ETFs continue to gather steam

By Mark Noble | October 30, 2009 | Last updated on October 30, 2009
4 min read

The net inflows into ETFs versus traditional mutual funds continues to be quite large, to the point that ETF providers are not asking if but rather when will ETFs hit $100 billion in assets under management in Canada?

According to Investor Economics, there are currently 104 Canadian sponsored ETFs across the five major sponsors in Canada representing nearly $29 billion in assets under management at the end of this September. That’s a $29 billion increase from around $19.3 billion at the start of this year. The product class has seen roughly a 50% growth in the last year.

If things continue at this rate it’s conceivable that ETF assets could end up somewhere between $75 billion and $100 billion within the next few years, says Heather Pelant, the head of iShares, Canada, the dominant market player in Canada’s ETF industry. The company controls than 80% of the market share.

“Investor Economics did a project about a year and half ago that had ETFs producing a 21.3% compound annual growth rate. They are fastest growing vehicle in Canada. We projected that out, which pegged ETF assets somewhere around $73 billion in two years,” she says. “I think if the U.S. goes to a trillion AUM — which it will — Canada will be at $100 billion, since we have a market about 10% the size.”

iShares says ETF assets hit an all time high of US$891 billion at the end of August 2009 which is 3.9% above the previous all time high of US$858 billion set in July 2009. The global ETF industry had 1,773 ETFs with 3,137 listings and assets of US$891 billion from 95 providers on 41 exchanges at the end of August 2009.

Some of the growth can be attributed to the strong rebound in the equity markets but the net inflows into the industry continue to be impressive. It’s difficult to do an apples to apples comparison of how well ETF sales are doing versus traditional mutual funds, since the mutual fund sales tracking body – the investment funds institute of Canada – does not track ETF sales.

iShares makes the case that ETFs are handily beating mutual funds in net sales.

In the nine months ending September 2009, net redemptions of mutual funds in Canada were CAN$800 million, according to the Investment Funds Institute of Canada (IFIC), compared to CAN$3.0 billion in net sales of iShares ETFs, and CAN $5.9 billion in total net sales of ETFs over the same period.

Although the scale of the Canadian mutual fund industry can’t be discounted, in the sheer volume of money, it represents well over $500 billion in assets. While $5.9 in net new sales is impressive, just the domestic fixed income fund category of mutual funds alone has had $5.62 billion in sale year to date.
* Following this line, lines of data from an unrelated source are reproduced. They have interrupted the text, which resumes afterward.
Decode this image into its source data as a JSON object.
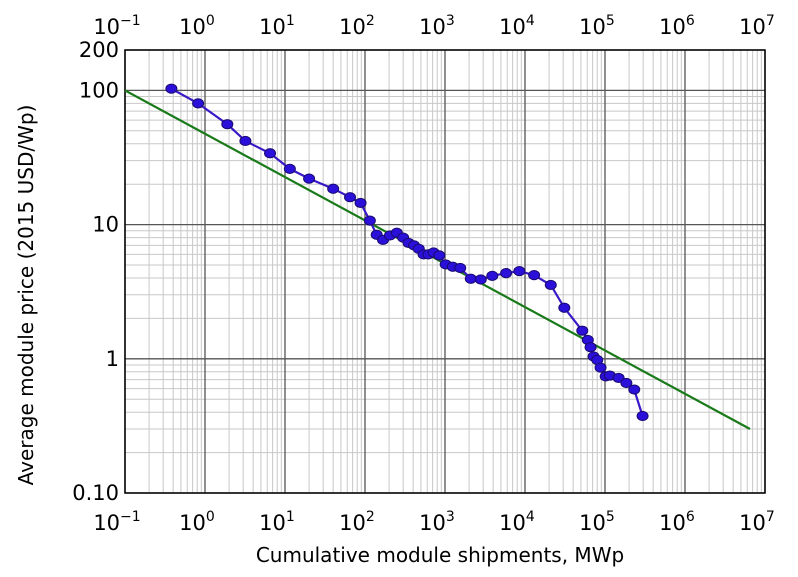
{
  "chart_data": {
    "type": "scatter",
    "title": "",
    "xlabel": "Cumulative module shipments, MWp",
    "ylabel": "Average module price (2015 USD/Wp)",
    "x_scale": "log",
    "y_scale": "log",
    "xlim": [
      0.1,
      10000000
    ],
    "ylim": [
      0.1,
      200
    ],
    "grid": true,
    "x_ticks": [
      {
        "value": 0.1,
        "base": "10",
        "exp": "−1"
      },
      {
        "value": 1,
        "base": "10",
        "exp": "0"
      },
      {
        "value": 10,
        "base": "10",
        "exp": "1"
      },
      {
        "value": 100,
        "base": "10",
        "exp": "2"
      },
      {
        "value": 1000,
        "base": "10",
        "exp": "3"
      },
      {
        "value": 10000,
        "base": "10",
        "exp": "4"
      },
      {
        "value": 100000,
        "base": "10",
        "exp": "5"
      },
      {
        "value": 1000000,
        "base": "10",
        "exp": "6"
      },
      {
        "value": 10000000,
        "base": "10",
        "exp": "7"
      }
    ],
    "y_ticks": [
      {
        "value": 0.1,
        "label": "0.10"
      },
      {
        "value": 1,
        "label": "1"
      },
      {
        "value": 10,
        "label": "10"
      },
      {
        "value": 100,
        "label": "100"
      },
      {
        "value": 200,
        "label": "200"
      }
    ],
    "series": [
      {
        "color": "#3a18c8",
        "marker_fill": "#2a10d8",
        "marker": "circle",
        "line": true,
        "points": [
          [
            0.38,
            103
          ],
          [
            0.82,
            80
          ],
          [
            1.9,
            56
          ],
          [
            3.2,
            42
          ],
          [
            6.5,
            34
          ],
          [
            11.5,
            26
          ],
          [
            20,
            22
          ],
          [
            40,
            18.5
          ],
          [
            65,
            16
          ],
          [
            88,
            14.5
          ],
          [
            115,
            10.7
          ],
          [
            140,
            8.4
          ],
          [
            168,
            7.7
          ],
          [
            205,
            8.3
          ],
          [
            250,
            8.7
          ],
          [
            300,
            8.0
          ],
          [
            350,
            7.3
          ],
          [
            410,
            7.0
          ],
          [
            470,
            6.6
          ],
          [
            540,
            6.0
          ],
          [
            620,
            6.0
          ],
          [
            720,
            6.2
          ],
          [
            850,
            5.9
          ],
          [
            1020,
            5.05
          ],
          [
            1250,
            4.85
          ],
          [
            1550,
            4.75
          ],
          [
            2100,
            3.95
          ],
          [
            2800,
            3.9
          ],
          [
            3900,
            4.15
          ],
          [
            5800,
            4.35
          ],
          [
            8500,
            4.5
          ],
          [
            13000,
            4.2
          ],
          [
            21000,
            3.55
          ],
          [
            31000,
            2.4
          ],
          [
            52000,
            1.62
          ],
          [
            61000,
            1.38
          ],
          [
            66000,
            1.22
          ],
          [
            72000,
            1.04
          ],
          [
            80000,
            0.98
          ],
          [
            88000,
            0.86
          ],
          [
            102000,
            0.74
          ],
          [
            115000,
            0.75
          ],
          [
            148000,
            0.72
          ],
          [
            185000,
            0.66
          ],
          [
            232000,
            0.59
          ],
          [
            295000,
            0.375
          ]
        ]
      },
      {
        "color": "#1a7a1a",
        "line": true,
        "marker": "none",
        "points": [
          [
            0.1,
            100
          ],
          [
            6500000,
            0.3
          ]
        ]
      }
    ]
  }
}
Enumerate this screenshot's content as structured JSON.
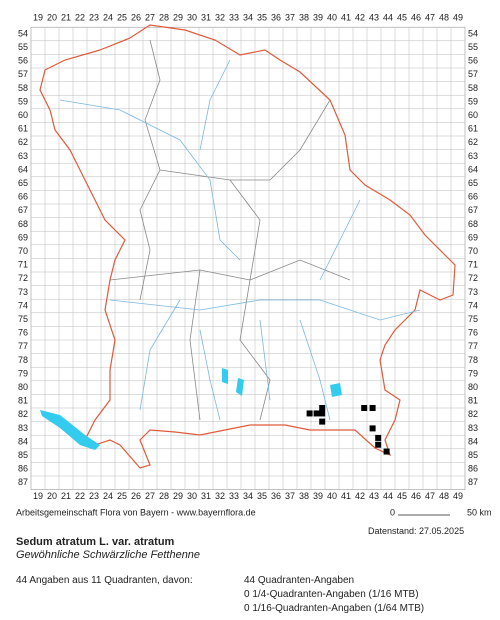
{
  "map": {
    "columns": [
      19,
      20,
      21,
      22,
      23,
      24,
      25,
      26,
      27,
      28,
      29,
      30,
      31,
      32,
      33,
      34,
      35,
      36,
      37,
      38,
      39,
      40,
      41,
      42,
      43,
      44,
      45,
      46,
      47,
      48,
      49
    ],
    "rows": [
      54,
      55,
      56,
      57,
      58,
      59,
      60,
      61,
      62,
      63,
      64,
      65,
      66,
      67,
      68,
      69,
      70,
      71,
      72,
      73,
      74,
      75,
      76,
      77,
      78,
      79,
      80,
      81,
      82,
      83,
      84,
      85,
      86,
      87
    ],
    "points": [
      {
        "x": 38.4,
        "y": 81.9
      },
      {
        "x": 38.9,
        "y": 81.9
      },
      {
        "x": 39.3,
        "y": 81.5
      },
      {
        "x": 39.3,
        "y": 81.9
      },
      {
        "x": 39.3,
        "y": 82.5
      },
      {
        "x": 42.3,
        "y": 81.5
      },
      {
        "x": 42.9,
        "y": 81.5
      },
      {
        "x": 42.9,
        "y": 83.0
      },
      {
        "x": 43.3,
        "y": 83.7
      },
      {
        "x": 43.3,
        "y": 84.2
      },
      {
        "x": 43.9,
        "y": 84.7
      }
    ],
    "credit": "Arbeitsgemeinschaft Flora von Bayern - www.bayernflora.de",
    "scale_start": "0",
    "scale_end": "50 km",
    "date": "Datenstand: 27.05.2025"
  },
  "species": {
    "name": "Sedum atratum L. var. atratum",
    "common_name": "Gewöhnliche Schwärzliche Fetthenne"
  },
  "summary": {
    "total": "44 Angaben aus 11 Quadranten, davon:",
    "details": [
      "44 Quadranten-Angaben",
      "0 1/4-Quadranten-Angaben (1/16 MTB)",
      "0 1/16-Quadranten-Angaben (1/64 MTB)"
    ]
  }
}
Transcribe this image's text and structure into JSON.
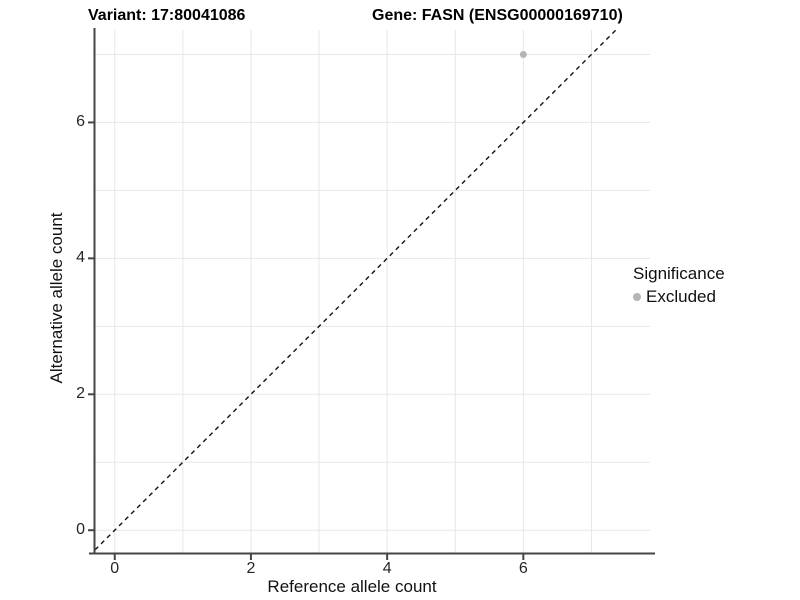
{
  "chart_data": {
    "type": "scatter",
    "title_left": "Variant: 17:80041086",
    "title_right": "Gene: FASN (ENSG00000169710)",
    "xlabel": "Reference allele count",
    "ylabel": "Alternative allele count",
    "x_ticks": [
      0,
      2,
      4,
      6
    ],
    "y_ticks": [
      0,
      2,
      4,
      6
    ],
    "xlim": [
      -0.29,
      7.86
    ],
    "ylim": [
      -0.35,
      7.36
    ],
    "grid": true,
    "grid_interval": 1,
    "points": [
      {
        "x": 6,
        "y": 7,
        "series": "Excluded"
      }
    ],
    "identity_line": {
      "equation": "y = x",
      "style": "dashed",
      "color": "#121212"
    },
    "legend": {
      "title": "Significance",
      "position": "right",
      "entries": [
        {
          "label": "Excluded",
          "color": "#b5b5b5"
        }
      ]
    }
  },
  "colors": {
    "background": "#ffffff",
    "gridline": "#e7e7e7",
    "axis_line": "#454545",
    "tick_label": "#262626",
    "point": "#b5b5b5"
  }
}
What the ETF industry has not had to contend with is long periods of net redemptions.

Pelant says more investors — and more importantly advisors — are increasingly buying into the argument that over longer period of times a mutual fund will have a difficult time outperforming and index benchmark. For investors who buy into this argument, the substantially lower fees on ETFs preserve a greater proportion of their returns.

“In the past, our assets were predominantly institutional, so it was probably a 70/30 split, with 70% being institutional and 30% being retail. Over the last year or so we are getting seeing more of a 50/50 split. On the fixed income side, of lot of our sales have been retail sales,” she says. “Clients are afraid their heading into a low return environment. They don’t want the fees eating up into their returns and they want their advisor to help them construct a portfolio of ETFs.”

Pelant says you can usually tell retail investors are buying certain ETFs based on the order size. In the case of fixed-income ETFs her firm offers, the majority of orders are appear to be retail assets, which are generally held longer.

Fixed income is a huge growth asset class for the industry in terms of sales. Fixed income ETFs experienced the highest growth during that period with CAN$2.4 billion in net new assets and asset under management growth of 100%.

“The fixed-income orders tend to be around a 100,000 shares. This tells me it’s a buy and hold person buying fixed income, because they do hold. We do see if they leave the fixed income products, they tend to move to other fixed income ETFs,” she says. “XBB is our broad bond index, sort of the granddaddy of fixed income ETF, it’s the first fixed income to beat billion. Eighteen months ago, our corporate bond fund was $50 million and it is now it’s over $1 billion. It is almost inconceivable the rate of growth we have experienced in that asset class.”